Notice Where the Problem Lies No problem with egocentric spatial information per se. Problem from doxastic element. Therefore, we'll propose a non-doxastic account in terms of egocentric spatial information. Our theory will be (epistemically) externalist.

Reliable Processes and Information A belief-forming process is reliable to the extent that it is disposed to produce true beliefs. S1 is a reliable source of information about S2 just in case the conditional probability of S2, given S1, is 1 (and the conditional probability of S2 not given S1 is less than 1).

A Non-doxastic Condition on Object Seeing x sees y through a visual process z only if z is a reliable source of information about the egocentric location of y with respect to x. Mirrors are transparent because they reliably supply information about the egocentric location of the depicta with respect to viewers. Similarly for telescopes, periscopes, microscopes, eyeglasses, etc.

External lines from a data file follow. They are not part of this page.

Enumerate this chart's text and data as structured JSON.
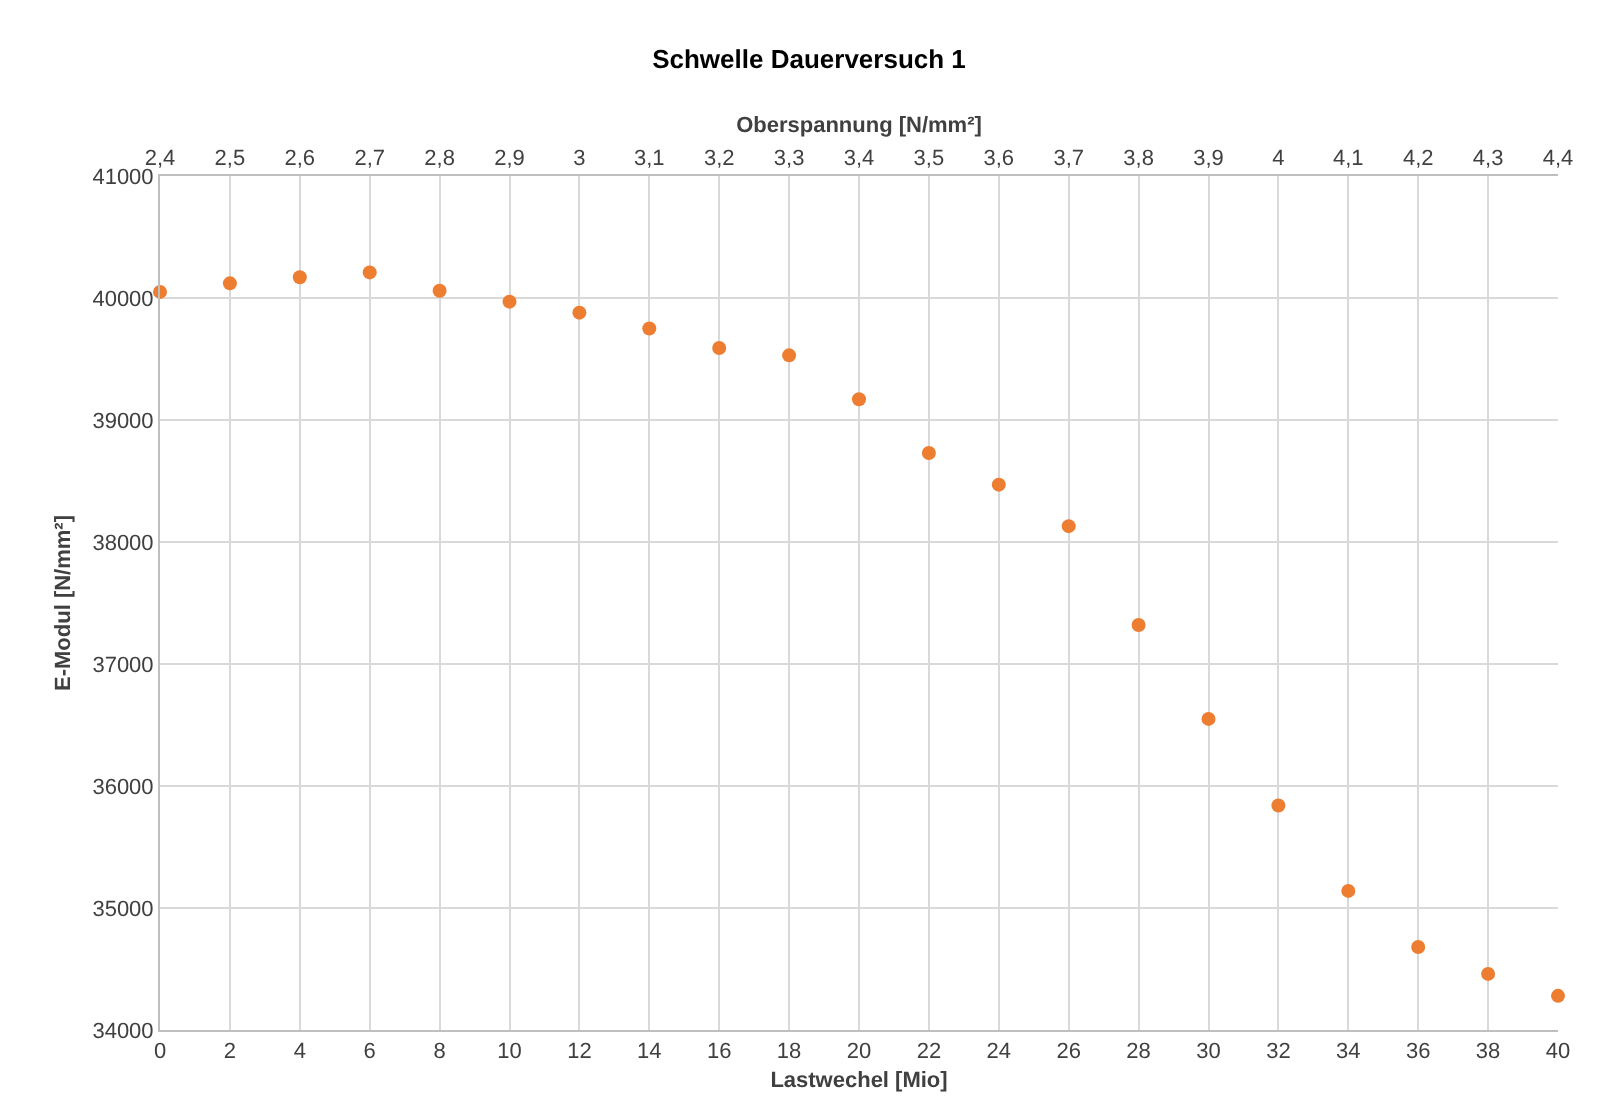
{
  "chart_data": {
    "type": "scatter",
    "title": "Schwelle Dauerversuch 1",
    "xlabel": "Lastwechel [Mio]",
    "ylabel": "E-Modul [N/mm²]",
    "x2label": "Oberspannung [N/mm²]",
    "x": [
      0,
      2,
      4,
      6,
      8,
      10,
      12,
      14,
      16,
      18,
      20,
      22,
      24,
      26,
      28,
      30,
      32,
      34,
      36,
      38,
      40
    ],
    "series": [
      {
        "color": "#ed7d31",
        "values": [
          40050,
          40120,
          40170,
          40210,
          40060,
          39970,
          39880,
          39750,
          39590,
          39530,
          39170,
          38730,
          38470,
          38130,
          37320,
          36550,
          35840,
          35140,
          34680,
          34460,
          34280
        ]
      }
    ],
    "xlim": [
      0,
      40
    ],
    "xticks": [
      0,
      2,
      4,
      6,
      8,
      10,
      12,
      14,
      16,
      18,
      20,
      22,
      24,
      26,
      28,
      30,
      32,
      34,
      36,
      38,
      40
    ],
    "ylim": [
      34000,
      41000
    ],
    "yticks": [
      34000,
      35000,
      36000,
      37000,
      38000,
      39000,
      40000,
      41000
    ],
    "x2lim": [
      2.4,
      4.4
    ],
    "x2ticks": [
      {
        "value": 2.4,
        "label": "2,4"
      },
      {
        "value": 2.5,
        "label": "2,5"
      },
      {
        "value": 2.6,
        "label": "2,6"
      },
      {
        "value": 2.7,
        "label": "2,7"
      },
      {
        "value": 2.8,
        "label": "2,8"
      },
      {
        "value": 2.9,
        "label": "2,9"
      },
      3,
      {
        "value": 3.1,
        "label": "3,1"
      },
      {
        "value": 3.2,
        "label": "3,2"
      },
      {
        "value": 3.3,
        "label": "3,3"
      },
      {
        "value": 3.4,
        "label": "3,4"
      },
      {
        "value": 3.5,
        "label": "3,5"
      },
      {
        "value": 3.6,
        "label": "3,6"
      },
      {
        "value": 3.7,
        "label": "3,7"
      },
      {
        "value": 3.8,
        "label": "3,8"
      },
      {
        "value": 3.9,
        "label": "3,9"
      },
      4,
      {
        "value": 4.1,
        "label": "4,1"
      },
      {
        "value": 4.2,
        "label": "4,2"
      },
      {
        "value": 4.3,
        "label": "4,3"
      },
      {
        "value": 4.4,
        "label": "4,4"
      }
    ],
    "grid": true,
    "marker": "circle"
  }
}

Caveats Our condition is necessary but not sufficient. Reliable sources of information can fail on occasions: individual failures don't make mirrors opaque. Reliability and information carrying are externalist – non-doxastic. We evade problems with doxastic responses. Is this dispute merely verbal? We don't think so.

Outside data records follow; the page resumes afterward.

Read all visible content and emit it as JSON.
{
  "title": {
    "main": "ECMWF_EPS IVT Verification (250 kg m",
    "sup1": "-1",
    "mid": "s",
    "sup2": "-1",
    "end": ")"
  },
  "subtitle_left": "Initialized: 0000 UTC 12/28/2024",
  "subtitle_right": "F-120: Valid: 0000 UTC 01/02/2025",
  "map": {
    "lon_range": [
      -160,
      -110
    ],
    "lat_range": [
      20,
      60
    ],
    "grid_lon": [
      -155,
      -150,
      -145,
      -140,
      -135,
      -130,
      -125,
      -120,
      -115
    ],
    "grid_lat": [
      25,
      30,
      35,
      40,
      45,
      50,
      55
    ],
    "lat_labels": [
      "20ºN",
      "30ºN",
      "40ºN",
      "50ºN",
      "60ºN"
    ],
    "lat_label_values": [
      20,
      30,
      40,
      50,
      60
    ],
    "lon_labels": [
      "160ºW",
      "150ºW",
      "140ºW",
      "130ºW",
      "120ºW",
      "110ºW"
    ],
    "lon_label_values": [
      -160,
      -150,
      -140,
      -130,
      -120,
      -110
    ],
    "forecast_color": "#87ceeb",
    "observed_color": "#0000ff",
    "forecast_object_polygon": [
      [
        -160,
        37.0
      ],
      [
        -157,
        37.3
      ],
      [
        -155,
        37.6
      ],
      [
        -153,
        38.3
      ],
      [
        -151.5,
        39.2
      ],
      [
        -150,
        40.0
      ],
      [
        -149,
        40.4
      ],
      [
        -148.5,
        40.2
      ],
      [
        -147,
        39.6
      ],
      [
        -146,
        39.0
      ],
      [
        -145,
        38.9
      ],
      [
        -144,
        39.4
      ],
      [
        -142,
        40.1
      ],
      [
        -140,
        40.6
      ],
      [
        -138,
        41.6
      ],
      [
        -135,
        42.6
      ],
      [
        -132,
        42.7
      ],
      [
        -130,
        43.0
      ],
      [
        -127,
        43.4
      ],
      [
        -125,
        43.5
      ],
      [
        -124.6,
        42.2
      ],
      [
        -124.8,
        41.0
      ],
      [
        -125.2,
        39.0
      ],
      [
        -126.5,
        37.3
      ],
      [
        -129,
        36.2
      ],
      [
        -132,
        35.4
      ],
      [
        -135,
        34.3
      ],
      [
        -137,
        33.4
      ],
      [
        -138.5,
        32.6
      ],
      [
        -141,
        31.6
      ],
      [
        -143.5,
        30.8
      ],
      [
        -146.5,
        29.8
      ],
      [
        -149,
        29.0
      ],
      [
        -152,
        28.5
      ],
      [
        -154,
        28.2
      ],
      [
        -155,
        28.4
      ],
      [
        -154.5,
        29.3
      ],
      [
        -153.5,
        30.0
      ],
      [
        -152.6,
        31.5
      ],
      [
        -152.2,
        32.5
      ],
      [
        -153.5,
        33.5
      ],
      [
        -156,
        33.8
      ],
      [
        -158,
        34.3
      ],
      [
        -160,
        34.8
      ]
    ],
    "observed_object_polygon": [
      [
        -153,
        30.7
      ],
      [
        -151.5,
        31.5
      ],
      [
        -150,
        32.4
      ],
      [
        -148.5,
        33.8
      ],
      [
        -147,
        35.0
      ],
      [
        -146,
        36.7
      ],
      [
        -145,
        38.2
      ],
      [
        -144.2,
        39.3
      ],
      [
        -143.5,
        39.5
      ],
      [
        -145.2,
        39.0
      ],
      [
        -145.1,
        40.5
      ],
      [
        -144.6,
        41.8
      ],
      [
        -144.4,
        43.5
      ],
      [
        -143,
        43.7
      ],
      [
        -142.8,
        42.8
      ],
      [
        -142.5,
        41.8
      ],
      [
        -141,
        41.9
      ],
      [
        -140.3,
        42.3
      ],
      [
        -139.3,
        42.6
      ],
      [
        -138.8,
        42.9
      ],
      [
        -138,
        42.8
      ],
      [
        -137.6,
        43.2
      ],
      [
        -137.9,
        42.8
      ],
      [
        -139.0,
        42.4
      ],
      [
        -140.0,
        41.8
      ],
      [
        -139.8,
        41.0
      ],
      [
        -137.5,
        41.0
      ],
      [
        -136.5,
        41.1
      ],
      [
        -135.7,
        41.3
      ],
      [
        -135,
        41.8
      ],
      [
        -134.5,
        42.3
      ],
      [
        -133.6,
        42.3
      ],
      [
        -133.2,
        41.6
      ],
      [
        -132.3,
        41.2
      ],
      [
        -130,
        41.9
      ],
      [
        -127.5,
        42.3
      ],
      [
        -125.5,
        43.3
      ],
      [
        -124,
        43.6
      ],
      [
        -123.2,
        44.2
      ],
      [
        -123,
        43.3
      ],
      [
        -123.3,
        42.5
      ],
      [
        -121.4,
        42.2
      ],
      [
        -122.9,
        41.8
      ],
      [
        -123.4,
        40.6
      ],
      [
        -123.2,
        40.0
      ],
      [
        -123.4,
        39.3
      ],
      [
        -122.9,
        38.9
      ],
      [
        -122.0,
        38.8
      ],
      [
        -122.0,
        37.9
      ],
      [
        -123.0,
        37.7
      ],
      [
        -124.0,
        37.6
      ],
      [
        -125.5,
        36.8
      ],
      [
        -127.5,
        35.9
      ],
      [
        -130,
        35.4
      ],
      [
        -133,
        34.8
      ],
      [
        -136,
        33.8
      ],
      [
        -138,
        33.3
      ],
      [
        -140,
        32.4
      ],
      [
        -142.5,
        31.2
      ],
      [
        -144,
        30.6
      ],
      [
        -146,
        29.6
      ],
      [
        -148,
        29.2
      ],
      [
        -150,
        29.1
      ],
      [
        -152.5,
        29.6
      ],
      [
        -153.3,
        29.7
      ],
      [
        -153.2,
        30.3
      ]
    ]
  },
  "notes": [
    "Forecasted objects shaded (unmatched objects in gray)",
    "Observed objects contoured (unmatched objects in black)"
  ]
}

Cases Where We See Non-prosthetic seeing and uncontroversial prosthetic seeing (eyeglasses, telescopes) allowed. Seeing through a single mirror is fine. The skeptic continues to see through many mirrors.

Cases Where We Don't No seeing through photography, film, video: these are not reliable sources of egocentric spatial information. No seeing through paintings (even photorealist).